纳威看上去很痛苦,他嘴里咕哝了一句听起来像是“我奶奶希望”的话。
“哼,”麦格教授嗤之以鼻。“你奶奶早就该学会为她的孙子而骄傲,而不是为那个她认为她孙子应该成为的样子——特别是在魔法部发生的那一切以后。”
纳威脸红了,困惑地眨了眨眼;麦格教授以前从没有称赞过他。
“我很抱歉,隆巴顿,我不能让你进入我的N.E.W.T.班级。不过,我看到你在魔咒课上拿到了‘超出预期’——为什么不试试N.E.W.T.水平的魔咒课呢?”
“奶奶觉得选魔咒课没劲,”纳威咕哝说。
“就选魔咒课,”麦格教授说,“我会写信给奥古斯塔提醒她不能因为她自己没通过魔咒课的O.W.L.考试就认定这门课没有价值。”她微笑地看着纳威半信半疑的脸,拿起一张空白的课程
表用魔杖轻轻敲了一下,然后递给他,这时上面已经详细地写满了他的新课程。
麦格教授接着转向帕瓦蒂·佩蒂尔,她第一个问题就是费伦泽——那个英俊的马人——是不是仍旧教授占卜课。
“他和特里劳妮教授今年共同教授这门课,”麦格教授语气里有点不以为然;大家都知道她瞧不起占卜课。“六年级的课由特里劳妮教授带。”
五分钟后帕瓦蒂看上去有些垂头丧气地出发去上占卜课。
“那么,波特,波特……”麦格教授一边查阅着记录,一边转向哈利。“魔咒课、黑魔法防御术、草药课、变形术……都没问题。我必须说,我对你的变形术分数很满意,波特,非常满意
。那么,你为什么不申请继续学习魔药课呢?我记得你的志向是做个傲罗啊?”
“是的,但是你告诉我说O.W.L.必须拿到‘优秀’才行,教授。”
“斯内普教授带这门课的时候是这样。然而,斯拉霍恩教授却愿意接受那些在O.W.L.考试中获得‘超出预期’的学生。你想继续学习魔药课吗?”
“是的,”哈利说,“但是我没有买魔药课的课本和配料……”
“我敢肯定斯拉霍恩教授能借给你一些,”麦格教授说。“非常好,波特,这是你的课程表。哦,顺便说一句——有20个人已经报名想参加格兰芬多的魁地奇球队。我会按预定的程序把名
单给你,你可以挑个空安排选拔。”
几分钟之后罗恩也定好了,和哈利的课一样,于是他们俩一起离开了餐桌。
“看,”罗恩开心地看着课程表,“现在没事儿,早上课间休息之后也没有……午饭之后还是没有……太棒了。”
他们回到了公共休息室,那儿除了半打七年级学生就没什么人了,凯蒂·贝尔也在,她是哈利一年级加入魁地奇球队时的那支队里剩下的最后一名成员。
“我就知道你会得到它的,干得好,”她指着哈利胸前的队长徽章大声说。“告诉我你准备什么时候开始选拔!”
“别傻了,”哈利说,“你不用参加选拔,我都看着你打了五年了……”
“你可不能开那个头,”她告诫他。“球队外面有人比我打得好也未可知。队长只用老面孔,或是包庇自己的朋友进来,一个好球队就是这么被毁掉的……”
罗恩看上去有些不安,他开始玩赫敏从四年级学生那里没收的尖牙飞盘。
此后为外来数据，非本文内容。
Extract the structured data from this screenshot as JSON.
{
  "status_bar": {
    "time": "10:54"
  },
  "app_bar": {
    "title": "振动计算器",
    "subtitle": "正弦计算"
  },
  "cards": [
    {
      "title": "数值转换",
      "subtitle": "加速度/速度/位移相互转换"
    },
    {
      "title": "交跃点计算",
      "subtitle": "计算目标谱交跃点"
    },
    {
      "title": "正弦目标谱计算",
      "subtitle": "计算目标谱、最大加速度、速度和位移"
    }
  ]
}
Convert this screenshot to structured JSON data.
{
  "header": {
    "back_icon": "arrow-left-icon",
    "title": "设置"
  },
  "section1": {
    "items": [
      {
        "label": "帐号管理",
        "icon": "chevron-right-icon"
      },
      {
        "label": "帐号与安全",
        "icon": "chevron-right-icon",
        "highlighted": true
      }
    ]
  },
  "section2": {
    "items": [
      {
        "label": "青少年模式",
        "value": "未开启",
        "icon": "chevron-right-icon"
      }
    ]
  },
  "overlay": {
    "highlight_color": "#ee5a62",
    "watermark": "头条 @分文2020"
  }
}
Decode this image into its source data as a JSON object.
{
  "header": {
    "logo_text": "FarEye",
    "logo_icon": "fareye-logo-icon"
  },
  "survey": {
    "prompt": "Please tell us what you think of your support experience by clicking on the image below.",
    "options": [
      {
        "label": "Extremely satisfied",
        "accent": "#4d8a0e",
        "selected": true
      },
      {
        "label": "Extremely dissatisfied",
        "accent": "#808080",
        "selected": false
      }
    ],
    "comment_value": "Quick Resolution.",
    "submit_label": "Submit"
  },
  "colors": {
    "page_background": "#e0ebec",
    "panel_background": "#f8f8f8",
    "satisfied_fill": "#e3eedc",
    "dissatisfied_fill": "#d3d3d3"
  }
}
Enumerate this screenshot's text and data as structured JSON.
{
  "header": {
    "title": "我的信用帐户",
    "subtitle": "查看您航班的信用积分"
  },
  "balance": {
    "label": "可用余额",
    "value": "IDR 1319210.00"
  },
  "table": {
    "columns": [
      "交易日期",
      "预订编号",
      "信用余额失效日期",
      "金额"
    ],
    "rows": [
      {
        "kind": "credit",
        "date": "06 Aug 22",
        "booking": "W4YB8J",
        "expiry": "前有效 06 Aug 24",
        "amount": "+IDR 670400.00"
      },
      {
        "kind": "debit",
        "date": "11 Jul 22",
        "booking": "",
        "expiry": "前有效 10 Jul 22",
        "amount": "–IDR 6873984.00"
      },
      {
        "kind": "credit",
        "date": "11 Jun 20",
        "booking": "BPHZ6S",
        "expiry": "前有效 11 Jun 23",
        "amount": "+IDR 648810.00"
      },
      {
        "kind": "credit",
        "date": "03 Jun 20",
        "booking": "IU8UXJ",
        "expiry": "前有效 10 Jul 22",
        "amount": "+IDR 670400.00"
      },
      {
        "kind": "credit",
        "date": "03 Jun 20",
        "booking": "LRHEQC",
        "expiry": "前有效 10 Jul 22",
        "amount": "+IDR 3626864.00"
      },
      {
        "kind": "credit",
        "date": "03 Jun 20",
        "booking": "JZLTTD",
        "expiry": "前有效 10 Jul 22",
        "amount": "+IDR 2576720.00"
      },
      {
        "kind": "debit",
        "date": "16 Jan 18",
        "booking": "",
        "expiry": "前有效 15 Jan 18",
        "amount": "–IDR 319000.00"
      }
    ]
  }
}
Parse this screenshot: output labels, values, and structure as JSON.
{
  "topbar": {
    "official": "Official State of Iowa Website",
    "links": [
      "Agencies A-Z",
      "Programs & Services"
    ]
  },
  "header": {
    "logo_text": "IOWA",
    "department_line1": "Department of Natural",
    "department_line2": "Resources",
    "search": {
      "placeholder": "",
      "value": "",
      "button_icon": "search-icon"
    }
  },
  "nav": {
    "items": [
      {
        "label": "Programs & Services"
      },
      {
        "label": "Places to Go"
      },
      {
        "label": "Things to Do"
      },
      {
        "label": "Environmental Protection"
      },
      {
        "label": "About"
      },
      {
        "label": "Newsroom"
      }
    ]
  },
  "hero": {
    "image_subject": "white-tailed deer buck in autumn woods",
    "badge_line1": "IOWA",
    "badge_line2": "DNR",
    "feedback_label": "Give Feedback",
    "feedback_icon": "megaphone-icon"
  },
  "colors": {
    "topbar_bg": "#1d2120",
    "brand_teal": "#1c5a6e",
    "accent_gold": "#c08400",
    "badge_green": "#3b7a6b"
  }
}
它正绕着公共休息室盘旋,咆哮着试图去咬那些挂毯。克鲁克山用它的黄眼睛紧紧盯着它,等它一靠近就发出嘶嘶
的叫声。
一小时之后他们不情愿地离开了阳光照耀下的公共休息室,下了四层楼去上黑魔法防御术课。赫敏已经在外面排队了,正抱着一堆重重的书,一脸被骗的表情。
“我们古代魔文课布置了这么多作业,”看到哈利和罗恩走过来,她焦虑地说。“一篇15英寸长的论文、两篇翻译而且还要在星期三之前把这些读完!”
“可惜啊,”罗恩打了个哈欠。
“你等着吧,”赫敏恨恨地说。“我打赌斯内普肯定会给我们布置一大堆。”
说话间教室的门打开了,斯内普踱进走廊,两束油腻腻的黑发披在菜色的脸的两侧。排着队的大伙儿立刻安静了下来。
“进来。”他说。
哈利进去后往四周看了看。斯内普已经给这间房子赋予了他的个性;窗帘都被拉了下来,蜡烛被点了起来,它显得比原来更加阴暗。墙上用新的画像装饰了起来,许多都画着看起来很痛苦
的人,仿佛受了可怕的伤痛或是长着奇形怪状的扭曲肢体。大家默不作声地坐了下来,环顾着这些阴沉的、恐怖的画像。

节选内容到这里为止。